Janelle Klein

Friday, June 8, 2012

What Makes a "Better" Design?

An observation... there are order of magnitude differences in developer productivity, and a big gap in between - like a place where people get stuck and those that make a huge leap.

Of the people I've observed, it seems like there's a substantial difference in the idea of what makes a better design, as well as an ability to create more options. Those that don't make the leap tend to be bound to a set of operating rules and practices that heavily constrain their thinking. Think about how software practices are taught... I see the focus on behavior-focused "best practices" without thinking tools as something that has stunted the learning and development of our industry.

Is it possible to learn a mental model such that we can evaluate "better" that doesn't rely on heuristics and best practice tricks? If we have such a model, does it allow us to see more options, connect more ideas?

This has been my focus with mentoring - to see if I could teach this "model." More specifically a definition of "better" that means optimizing for cognitive flow. But since its not anything static, I've focused on tools of observation. By building awareness of how the design affects that flow, we can learn to optimize it for the humans.

A "better" software design is one that allows ideas to flow out of the software, and into the software more easily.

Monday, June 4, 2012

Effects of Measuring

As long as measurements are used responsibly, not for performance reviews or the like, it doesn't affect anything, right?

It's not just the measurements being used irresponsibly - the act of measuring effects the system, our understanding, and our actions. Like a metaphor - metrics highlight certain aspects of the system, but likewise hide others. We are less likely to see and understand the influencers of the system that we don't measure... and in software the most important things, the stuff we need to understand better, we can't really put a number on.

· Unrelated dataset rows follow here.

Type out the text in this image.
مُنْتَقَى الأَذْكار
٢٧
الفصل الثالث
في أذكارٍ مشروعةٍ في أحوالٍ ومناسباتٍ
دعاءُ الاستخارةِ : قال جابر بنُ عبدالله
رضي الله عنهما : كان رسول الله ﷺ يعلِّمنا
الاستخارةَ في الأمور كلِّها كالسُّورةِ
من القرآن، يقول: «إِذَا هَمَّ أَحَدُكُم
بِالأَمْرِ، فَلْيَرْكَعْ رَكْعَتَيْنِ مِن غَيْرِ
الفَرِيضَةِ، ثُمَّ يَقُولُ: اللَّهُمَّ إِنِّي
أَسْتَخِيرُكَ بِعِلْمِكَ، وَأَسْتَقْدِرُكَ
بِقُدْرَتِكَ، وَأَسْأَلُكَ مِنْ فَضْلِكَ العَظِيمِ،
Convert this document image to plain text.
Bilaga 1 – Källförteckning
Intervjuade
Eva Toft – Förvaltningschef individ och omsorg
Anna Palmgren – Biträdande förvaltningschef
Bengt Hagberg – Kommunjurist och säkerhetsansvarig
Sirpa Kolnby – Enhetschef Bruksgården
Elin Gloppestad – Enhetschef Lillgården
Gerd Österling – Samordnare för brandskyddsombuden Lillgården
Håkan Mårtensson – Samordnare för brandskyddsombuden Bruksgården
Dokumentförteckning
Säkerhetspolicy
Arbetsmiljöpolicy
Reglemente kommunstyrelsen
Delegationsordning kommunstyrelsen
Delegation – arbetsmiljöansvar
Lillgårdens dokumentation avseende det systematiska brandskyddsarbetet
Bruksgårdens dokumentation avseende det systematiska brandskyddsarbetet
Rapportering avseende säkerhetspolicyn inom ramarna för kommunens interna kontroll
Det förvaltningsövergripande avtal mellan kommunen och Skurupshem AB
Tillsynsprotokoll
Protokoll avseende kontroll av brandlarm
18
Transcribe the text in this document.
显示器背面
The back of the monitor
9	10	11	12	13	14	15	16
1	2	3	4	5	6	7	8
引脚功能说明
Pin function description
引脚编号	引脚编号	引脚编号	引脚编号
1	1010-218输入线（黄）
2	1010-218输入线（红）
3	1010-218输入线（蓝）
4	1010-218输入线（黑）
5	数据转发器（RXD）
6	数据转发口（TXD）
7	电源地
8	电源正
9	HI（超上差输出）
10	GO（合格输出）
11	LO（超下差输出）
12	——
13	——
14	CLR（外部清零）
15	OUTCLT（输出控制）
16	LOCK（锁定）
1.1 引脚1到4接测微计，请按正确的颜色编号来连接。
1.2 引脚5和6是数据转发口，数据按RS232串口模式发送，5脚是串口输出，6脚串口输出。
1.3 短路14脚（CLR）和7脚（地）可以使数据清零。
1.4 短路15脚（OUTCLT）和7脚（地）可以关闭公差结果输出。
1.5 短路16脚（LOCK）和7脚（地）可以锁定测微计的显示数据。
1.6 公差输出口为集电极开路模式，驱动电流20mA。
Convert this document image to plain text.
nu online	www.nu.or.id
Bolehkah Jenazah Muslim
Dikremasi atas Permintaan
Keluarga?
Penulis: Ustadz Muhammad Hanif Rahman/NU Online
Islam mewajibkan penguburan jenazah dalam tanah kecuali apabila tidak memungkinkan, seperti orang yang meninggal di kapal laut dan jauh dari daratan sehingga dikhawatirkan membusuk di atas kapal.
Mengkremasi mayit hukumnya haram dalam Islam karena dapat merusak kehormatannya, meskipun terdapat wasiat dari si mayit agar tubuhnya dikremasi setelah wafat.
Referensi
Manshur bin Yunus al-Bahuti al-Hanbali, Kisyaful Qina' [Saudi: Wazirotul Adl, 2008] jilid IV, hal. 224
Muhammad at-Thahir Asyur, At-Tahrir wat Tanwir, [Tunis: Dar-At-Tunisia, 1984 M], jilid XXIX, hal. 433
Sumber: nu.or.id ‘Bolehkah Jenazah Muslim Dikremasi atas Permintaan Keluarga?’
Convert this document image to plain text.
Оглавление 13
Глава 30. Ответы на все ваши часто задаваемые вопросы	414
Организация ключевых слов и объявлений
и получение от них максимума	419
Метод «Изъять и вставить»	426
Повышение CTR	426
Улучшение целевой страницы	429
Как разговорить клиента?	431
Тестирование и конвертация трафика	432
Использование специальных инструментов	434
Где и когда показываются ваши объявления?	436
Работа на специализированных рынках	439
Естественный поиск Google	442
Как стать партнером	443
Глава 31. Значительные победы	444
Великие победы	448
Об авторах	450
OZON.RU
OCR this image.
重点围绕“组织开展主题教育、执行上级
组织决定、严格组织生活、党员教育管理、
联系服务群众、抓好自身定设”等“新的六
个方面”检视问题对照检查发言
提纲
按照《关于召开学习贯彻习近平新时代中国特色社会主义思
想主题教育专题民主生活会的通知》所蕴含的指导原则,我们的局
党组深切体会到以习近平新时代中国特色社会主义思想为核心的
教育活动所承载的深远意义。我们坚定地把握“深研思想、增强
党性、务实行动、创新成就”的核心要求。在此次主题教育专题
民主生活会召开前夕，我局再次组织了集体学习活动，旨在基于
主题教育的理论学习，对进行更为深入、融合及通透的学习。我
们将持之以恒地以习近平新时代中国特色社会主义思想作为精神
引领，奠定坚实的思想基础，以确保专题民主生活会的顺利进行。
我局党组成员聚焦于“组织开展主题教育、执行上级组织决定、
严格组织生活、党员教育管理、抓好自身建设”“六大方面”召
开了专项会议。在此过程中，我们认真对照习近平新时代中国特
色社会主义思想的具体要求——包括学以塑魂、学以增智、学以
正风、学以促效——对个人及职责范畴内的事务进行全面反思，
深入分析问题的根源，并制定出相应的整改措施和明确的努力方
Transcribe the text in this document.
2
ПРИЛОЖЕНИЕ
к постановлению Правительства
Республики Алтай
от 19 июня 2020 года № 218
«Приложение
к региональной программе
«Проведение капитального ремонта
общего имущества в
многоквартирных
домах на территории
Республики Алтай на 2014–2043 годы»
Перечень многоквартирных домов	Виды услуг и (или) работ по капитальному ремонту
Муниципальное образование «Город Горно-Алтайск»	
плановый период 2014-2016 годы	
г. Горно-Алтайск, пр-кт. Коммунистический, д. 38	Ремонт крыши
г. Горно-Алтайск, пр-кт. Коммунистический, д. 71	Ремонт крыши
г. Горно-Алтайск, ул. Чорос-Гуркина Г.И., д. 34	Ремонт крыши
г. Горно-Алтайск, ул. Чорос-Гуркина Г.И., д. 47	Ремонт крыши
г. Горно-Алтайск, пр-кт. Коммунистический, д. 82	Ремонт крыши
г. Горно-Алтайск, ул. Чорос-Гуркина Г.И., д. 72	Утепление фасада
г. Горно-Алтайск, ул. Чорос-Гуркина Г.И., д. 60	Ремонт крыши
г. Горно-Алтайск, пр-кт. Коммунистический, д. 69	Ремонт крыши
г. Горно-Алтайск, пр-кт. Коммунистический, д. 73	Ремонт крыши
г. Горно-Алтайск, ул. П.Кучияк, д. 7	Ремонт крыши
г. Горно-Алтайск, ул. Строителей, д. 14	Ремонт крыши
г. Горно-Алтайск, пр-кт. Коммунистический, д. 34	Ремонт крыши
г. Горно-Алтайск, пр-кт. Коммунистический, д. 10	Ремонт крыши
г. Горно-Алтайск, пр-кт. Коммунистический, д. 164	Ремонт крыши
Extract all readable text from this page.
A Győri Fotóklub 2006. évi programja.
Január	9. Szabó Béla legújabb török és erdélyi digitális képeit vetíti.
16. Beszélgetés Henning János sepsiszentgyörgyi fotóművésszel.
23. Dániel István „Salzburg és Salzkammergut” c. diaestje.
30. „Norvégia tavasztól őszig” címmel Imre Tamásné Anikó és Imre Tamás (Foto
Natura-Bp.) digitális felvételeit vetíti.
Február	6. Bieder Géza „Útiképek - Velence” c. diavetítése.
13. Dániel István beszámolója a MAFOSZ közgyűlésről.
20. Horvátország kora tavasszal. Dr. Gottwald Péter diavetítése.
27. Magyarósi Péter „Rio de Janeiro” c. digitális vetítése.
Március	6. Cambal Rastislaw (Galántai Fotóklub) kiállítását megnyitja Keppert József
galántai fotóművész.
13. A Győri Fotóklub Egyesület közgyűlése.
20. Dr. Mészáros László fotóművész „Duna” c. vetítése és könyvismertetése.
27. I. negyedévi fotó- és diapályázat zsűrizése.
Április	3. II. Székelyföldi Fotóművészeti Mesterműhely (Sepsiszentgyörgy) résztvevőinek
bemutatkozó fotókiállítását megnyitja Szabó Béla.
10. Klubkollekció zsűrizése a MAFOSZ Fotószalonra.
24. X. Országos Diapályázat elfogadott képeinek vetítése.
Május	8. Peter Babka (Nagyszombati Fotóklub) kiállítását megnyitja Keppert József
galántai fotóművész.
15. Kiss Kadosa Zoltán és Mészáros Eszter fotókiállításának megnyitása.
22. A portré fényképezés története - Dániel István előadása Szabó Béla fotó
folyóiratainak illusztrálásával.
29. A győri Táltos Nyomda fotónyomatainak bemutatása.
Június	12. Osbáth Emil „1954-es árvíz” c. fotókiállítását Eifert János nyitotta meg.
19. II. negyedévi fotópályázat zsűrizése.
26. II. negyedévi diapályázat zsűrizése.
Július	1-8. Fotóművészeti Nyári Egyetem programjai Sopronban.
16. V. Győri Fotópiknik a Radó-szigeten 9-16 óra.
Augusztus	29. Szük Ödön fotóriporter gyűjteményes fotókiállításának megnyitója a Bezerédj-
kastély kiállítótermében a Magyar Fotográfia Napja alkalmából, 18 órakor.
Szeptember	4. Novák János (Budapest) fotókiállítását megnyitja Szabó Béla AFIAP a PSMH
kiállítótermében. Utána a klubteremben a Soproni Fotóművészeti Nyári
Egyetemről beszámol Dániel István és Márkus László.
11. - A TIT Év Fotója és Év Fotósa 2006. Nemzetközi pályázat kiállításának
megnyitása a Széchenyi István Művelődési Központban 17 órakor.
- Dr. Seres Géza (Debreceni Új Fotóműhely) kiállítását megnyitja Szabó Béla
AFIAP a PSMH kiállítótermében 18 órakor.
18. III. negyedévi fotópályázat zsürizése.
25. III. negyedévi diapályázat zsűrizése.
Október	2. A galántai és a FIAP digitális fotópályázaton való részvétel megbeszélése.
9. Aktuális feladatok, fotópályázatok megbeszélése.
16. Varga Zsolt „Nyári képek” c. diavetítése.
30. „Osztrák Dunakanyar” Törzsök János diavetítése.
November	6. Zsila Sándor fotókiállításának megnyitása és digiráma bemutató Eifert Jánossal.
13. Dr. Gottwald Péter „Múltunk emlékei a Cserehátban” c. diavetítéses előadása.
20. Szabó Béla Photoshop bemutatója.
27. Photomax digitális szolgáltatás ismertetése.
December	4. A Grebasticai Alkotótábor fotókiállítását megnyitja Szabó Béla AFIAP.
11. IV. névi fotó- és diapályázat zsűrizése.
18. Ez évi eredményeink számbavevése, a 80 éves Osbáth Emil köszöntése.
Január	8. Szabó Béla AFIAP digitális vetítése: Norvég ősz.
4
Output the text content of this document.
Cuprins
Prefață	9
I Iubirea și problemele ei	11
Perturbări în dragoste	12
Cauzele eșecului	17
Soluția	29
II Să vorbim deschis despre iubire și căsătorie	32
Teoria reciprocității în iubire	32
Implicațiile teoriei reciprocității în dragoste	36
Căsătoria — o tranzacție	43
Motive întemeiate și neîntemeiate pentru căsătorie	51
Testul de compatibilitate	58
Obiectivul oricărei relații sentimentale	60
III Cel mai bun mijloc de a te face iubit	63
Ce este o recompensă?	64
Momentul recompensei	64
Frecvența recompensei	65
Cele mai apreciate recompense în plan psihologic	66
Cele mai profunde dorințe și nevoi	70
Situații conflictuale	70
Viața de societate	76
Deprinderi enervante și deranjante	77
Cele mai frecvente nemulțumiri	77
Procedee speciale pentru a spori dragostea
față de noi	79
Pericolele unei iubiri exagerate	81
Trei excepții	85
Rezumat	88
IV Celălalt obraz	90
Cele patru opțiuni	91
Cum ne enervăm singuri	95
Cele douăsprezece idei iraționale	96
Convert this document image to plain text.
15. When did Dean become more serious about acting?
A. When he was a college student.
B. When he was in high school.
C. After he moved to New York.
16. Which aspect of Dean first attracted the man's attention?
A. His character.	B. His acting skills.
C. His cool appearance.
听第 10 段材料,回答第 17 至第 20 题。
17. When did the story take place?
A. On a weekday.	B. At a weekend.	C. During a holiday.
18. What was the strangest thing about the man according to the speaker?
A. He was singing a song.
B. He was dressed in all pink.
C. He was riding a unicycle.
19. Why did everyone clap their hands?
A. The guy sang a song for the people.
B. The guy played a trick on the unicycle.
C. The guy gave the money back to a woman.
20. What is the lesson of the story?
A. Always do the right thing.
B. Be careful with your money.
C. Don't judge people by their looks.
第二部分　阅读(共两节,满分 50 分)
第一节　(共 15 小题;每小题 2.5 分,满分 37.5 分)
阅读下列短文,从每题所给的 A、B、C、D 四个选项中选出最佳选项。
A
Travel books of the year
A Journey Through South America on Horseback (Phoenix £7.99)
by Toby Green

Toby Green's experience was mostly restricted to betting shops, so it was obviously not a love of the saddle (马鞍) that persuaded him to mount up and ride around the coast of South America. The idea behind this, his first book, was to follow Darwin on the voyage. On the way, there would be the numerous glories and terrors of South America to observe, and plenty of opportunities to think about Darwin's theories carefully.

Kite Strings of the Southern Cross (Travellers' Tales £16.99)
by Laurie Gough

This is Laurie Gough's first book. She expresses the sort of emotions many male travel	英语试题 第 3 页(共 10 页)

Rather than trying to come up with a measurement, I think we should try and come up with a mental model for understanding software productivity. Once we have an understanding of the system, maybe there is hope for a measurement. Until then, sustaining productivity is left to an invisible mystic art - with the effects of productivity problems being so latent, by the time we make the discovery, its usually way too late and expensive to do much about it.

Productivity understanding, unlike productivity measuring, I believe is WAY more worth the investment. A good starting point is looking at idea flow.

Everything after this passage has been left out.